Je kan met aanprijzen een onoplettend publiek misleiden, maar een jury met argumentatiekennis, zal je meteen strafpunten toedelen. Dus de vraag is of je via misleiding, onoplettende mensen wil overtuigen, of wil je inderdaad een scherp debat voeren met argumenten die er toe doen.
P.S. Af en toe kritiek leveren op mensen in je eigen clan, op irrelevante punten, zoals het blog hierboven, is ook een smerige debattruc.

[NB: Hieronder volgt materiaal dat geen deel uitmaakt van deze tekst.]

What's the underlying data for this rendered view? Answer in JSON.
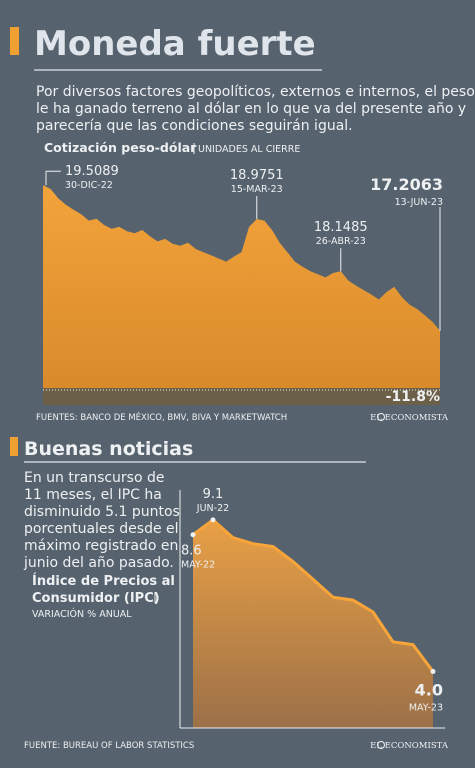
{
  "header": {
    "title": "Moneda fuerte",
    "intro_lines": [
      "Por diversos factores geopolíticos, externos e internos, el peso",
      "le ha ganado terreno al dólar en lo que va del presente año y",
      "parecería que las condiciones seguirán igual."
    ],
    "source": "FUENTES: BANCO DE MÉXICO, BMV, BIVA Y MARKETWATCH",
    "brand": "EL ECONOMISTA"
  },
  "section2": {
    "title": "Buenas noticias",
    "text_lines": [
      "En un transcurso de",
      "11 meses, el IPC ha",
      "disminuido 5.1 puntos",
      "porcentuales desde el",
      "máximo registrado en",
      "junio del año pasado."
    ],
    "source": "FUENTE: BUREAU OF LABOR STATISTICS",
    "brand": "EL ECONOMISTA"
  },
  "chart_data": [
    {
      "type": "area",
      "title": "Cotización peso-dólar",
      "subtitle": "UNIDADES AL CIERRE",
      "change_label": "-11.8%",
      "color": "#f0a030",
      "categories": [
        "30-DIC-22",
        null,
        null,
        null,
        null,
        null,
        null,
        null,
        null,
        null,
        null,
        null,
        null,
        null,
        null,
        null,
        null,
        null,
        null,
        null,
        null,
        null,
        null,
        null,
        null,
        null,
        null,
        null,
        "15-MAR-23",
        null,
        null,
        null,
        null,
        null,
        null,
        null,
        null,
        null,
        null,
        "26-ABR-23",
        null,
        null,
        null,
        null,
        null,
        null,
        null,
        null,
        null,
        null,
        null,
        null,
        "13-JUN-23"
      ],
      "values": [
        19.5089,
        19.45,
        19.3,
        19.2,
        19.12,
        19.05,
        18.95,
        18.98,
        18.88,
        18.82,
        18.85,
        18.78,
        18.75,
        18.8,
        18.7,
        18.62,
        18.66,
        18.58,
        18.55,
        18.6,
        18.5,
        18.45,
        18.4,
        18.35,
        18.3,
        18.38,
        18.45,
        18.85,
        18.9751,
        18.95,
        18.8,
        18.6,
        18.45,
        18.3,
        18.22,
        18.15,
        18.1,
        18.05,
        18.12,
        18.1485,
        18.0,
        17.92,
        17.85,
        17.78,
        17.7,
        17.82,
        17.9,
        17.74,
        17.62,
        17.55,
        17.45,
        17.35,
        17.2063
      ],
      "ylim": [
        16.3,
        19.75
      ]
    },
    {
      "type": "area",
      "title_lines": [
        "Índice de Precios al",
        "Consumidor (IPC)"
      ],
      "subtitle": "VARIACIÓN % ANUAL",
      "color": "#f0a030",
      "categories": [
        "MAY-22",
        "JUN-22",
        null,
        null,
        null,
        null,
        null,
        null,
        null,
        null,
        null,
        null,
        "MAY-23"
      ],
      "values": [
        8.6,
        9.1,
        8.5,
        8.3,
        8.2,
        7.7,
        7.1,
        6.5,
        6.4,
        6.0,
        5.0,
        4.9,
        4.0
      ],
      "value_labels": [
        "8.6",
        "9.1",
        null,
        null,
        null,
        null,
        null,
        null,
        null,
        null,
        null,
        null,
        "4.0"
      ],
      "ylim": [
        2.1,
        9.6
      ]
    }
  ]
}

Geredigeerd door Pascale Esveld
Beste Mihai,
Je pakt een meest gebruikte “truc” in de Nederlandse samenleving, cultuur. Je zou iets over de ongangsnormen in Nl kunnen zeggen. Hoewel ik met je eens ben vind ik dhr. Hendriks hier geen goed voorbeeld om dit “truckje” te verduidelijken. Ik vraag me af of dit “trucje” bij NL’ers opvalt. Het is zoooo geinternaliseerd dat het niet eens opvalt. Je zou daar een allochtoon voor moeten zijn om hem te kunnen zien.
Hahaha, Mihai! Zelfspot – de beste truc in de hele rhetorische trukendoos!!
Desalniettemin waardevol, en niet noodzakelijkerwijs ‘vals’.